Forum Moderators: Robert Charlton & goodroi

Message Too Old, No Replies

Webmaster Tools 'Web Crawl' and bogus query string links

         

barcodeuk

12:56 pm on Aug 18, 2009 (gmt 0)

10+ Year Member



Hi,

Our website is an oscommerce website and I've noticed google has indexed pages on our website with different query strings.

www.example.com/manufacturername.html?sort=2a
www.example.com/manufacturername.html?page=3
www.example.com/manufacturername.html?sort=3a&page=1

All the above URLs has the same content as the
www.example.com/page.html and we don't have any links for the above URLs on our website or sitemap.

manufacturername.html is a SEO URL. so the page name changes for different manufaturers.

How can I remove them from google index or redirect the above URLs to the original page.
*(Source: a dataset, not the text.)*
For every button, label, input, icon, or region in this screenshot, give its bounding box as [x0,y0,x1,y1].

Or block google indexing the same page with different query strings.

I've used
Disallow: *sort=

on robots.txt. Will it stop google crawling pages with sort query string.
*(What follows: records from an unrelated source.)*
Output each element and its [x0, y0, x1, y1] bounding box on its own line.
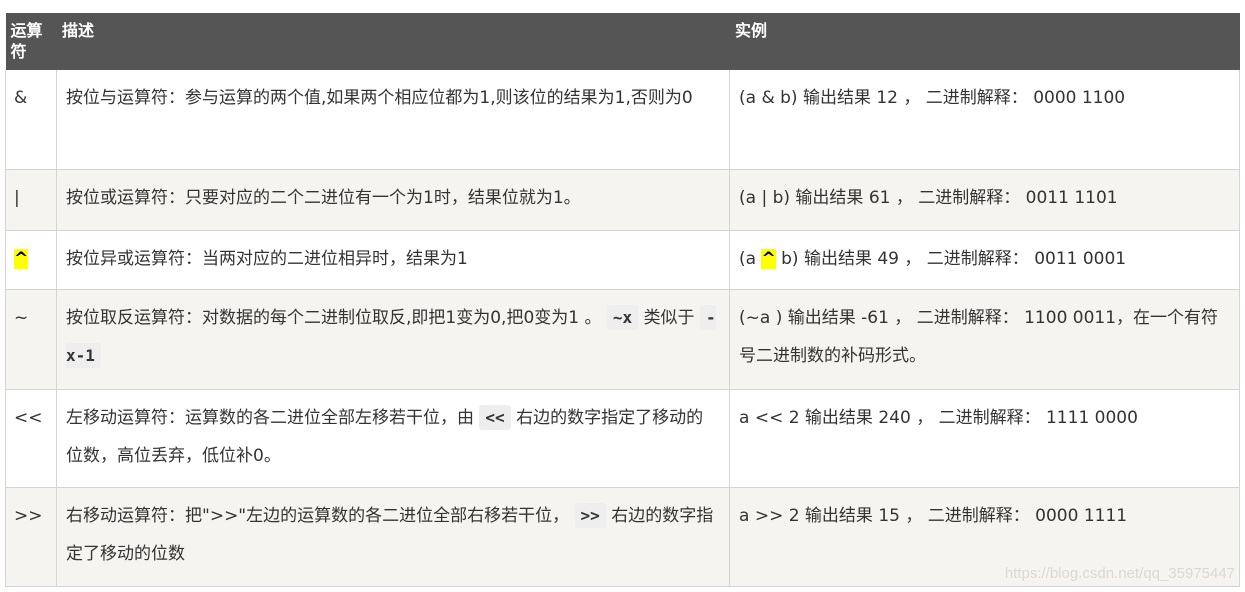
header-example: 实例 [729, 13, 1240, 70]
header-description: 描述 [56, 13, 730, 70]
example-cell: (a ^ b) 输出结果 49 ， 二进制解释： 0011 0001 [729, 230, 1240, 290]
description-cell: 右移动运算符：把">>"左边的运算数的各二进位全部右移若干位， >> 右边的数字… [56, 487, 730, 587]
inline-code: ~x [606, 304, 639, 330]
example-cell: (a | b) 输出结果 61 ， 二进制解释： 0011 1101 [729, 169, 1240, 231]
table-header-row: 运算符 描述 实例 [5, 13, 1240, 70]
operator-cell: >> [5, 487, 57, 587]
example-text-before: (a [739, 248, 762, 269]
description-cell: 按位异或运算符：当两对应的二进位相异时，结果为1 [56, 230, 730, 290]
inline-code: >> [574, 502, 606, 528]
description-text-before: 左移动运算符：运算数的各二进位全部左移若干位，由 [66, 407, 474, 428]
bitwise-operators-table: 运算符 描述 实例 & 按位与运算符：参与运算的两个值,如果两个相应位都为1,则… [5, 13, 1240, 587]
highlighted-operator-inline: ^ [761, 248, 776, 269]
highlighted-operator: ^ [14, 248, 29, 269]
description-text-before: 右移动运算符：把">>"左边的运算数的各二进位全部右移若干位， [66, 505, 570, 526]
example-text-after: b) 输出结果 49 ， 二进制解释： 0011 0001 [775, 248, 1127, 269]
description-cell: 按位取反运算符：对数据的每个二进制位取反,即把1变为0,把0变为1 。 ~x 类… [56, 289, 730, 390]
table-row: << 左移动运算符：运算数的各二进位全部左移若干位，由 << 右边的数字指定了移… [5, 389, 1240, 488]
operator-cell: & [5, 70, 57, 170]
description-cell: 按位或运算符：只要对应的二个二进位有一个为1时，结果位就为1。 [56, 169, 730, 231]
operator-cell: ^ [5, 230, 57, 290]
table-row: ~ 按位取反运算符：对数据的每个二进制位取反,即把1变为0,把0变为1 。 ~x… [5, 289, 1240, 390]
header-operator: 运算符 [5, 13, 57, 70]
table-row: & 按位与运算符：参与运算的两个值,如果两个相应位都为1,则该位的结果为1,否则… [5, 70, 1240, 170]
example-cell: a << 2 输出结果 240 ， 二进制解释： 1111 0000 [729, 389, 1240, 488]
description-text-middle: 类似于 [643, 307, 695, 328]
example-cell: (~a ) 输出结果 -61 ， 二进制解释： 1100 0011，在一个有符号… [729, 289, 1240, 390]
operator-cell: << [5, 389, 57, 488]
watermark-text: https://blog.csdn.net/qq_35975447 [1004, 565, 1235, 582]
description-text-before: 按位取反运算符：对数据的每个二进制位取反,即把1变为0,把0变为1 。 [66, 307, 602, 328]
operator-cell: | [5, 169, 57, 231]
description-cell: 按位与运算符：参与运算的两个值,如果两个相应位都为1,则该位的结果为1,否则为0 [56, 70, 730, 170]
example-cell: (a & b) 输出结果 12 ， 二进制解释： 0000 1100 [729, 70, 1240, 170]
operator-cell: ~ [5, 289, 57, 390]
description-cell: 左移动运算符：运算数的各二进位全部左移若干位，由 << 右边的数字指定了移动的位… [56, 389, 730, 488]
inline-code: << [479, 404, 511, 430]
table-row: ^ 按位异或运算符：当两对应的二进位相异时，结果为1 (a ^ b) 输出结果 … [5, 230, 1240, 290]
table-row: | 按位或运算符：只要对应的二个二进位有一个为1时，结果位就为1。 (a | b… [5, 169, 1240, 231]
What can I use to block page= on the above URLs.

We have real pages with <?page=> on our website so I don't want to use Disallow: *page=

I've only noticed above query strings. Can there be more query strings which google has crawled or can crawl in future?

Please advice

Many Thanks

[edited by: Robert_Charlton at 6:04 pm (utc) on Aug. 18, 2009]
[edit reason] changed to example.com - it can never be owned [/edit]

tedster

7:16 pm on Aug 18, 2009 (gmt 0)

WebmasterWorld Senior Member 10+ Year Member



You've got it, I'd say.

That one Disallow rule will stop indexing of both the duplicate url types you mentioned. If they are already in the index and don't seem to go away, then you may need to do a removal request.

barcodeuk

7:41 am on Aug 19, 2009 (gmt 0)

10+ Year Member



Hi Tedster,

Thank you very much for your reply

Kind Regards
SD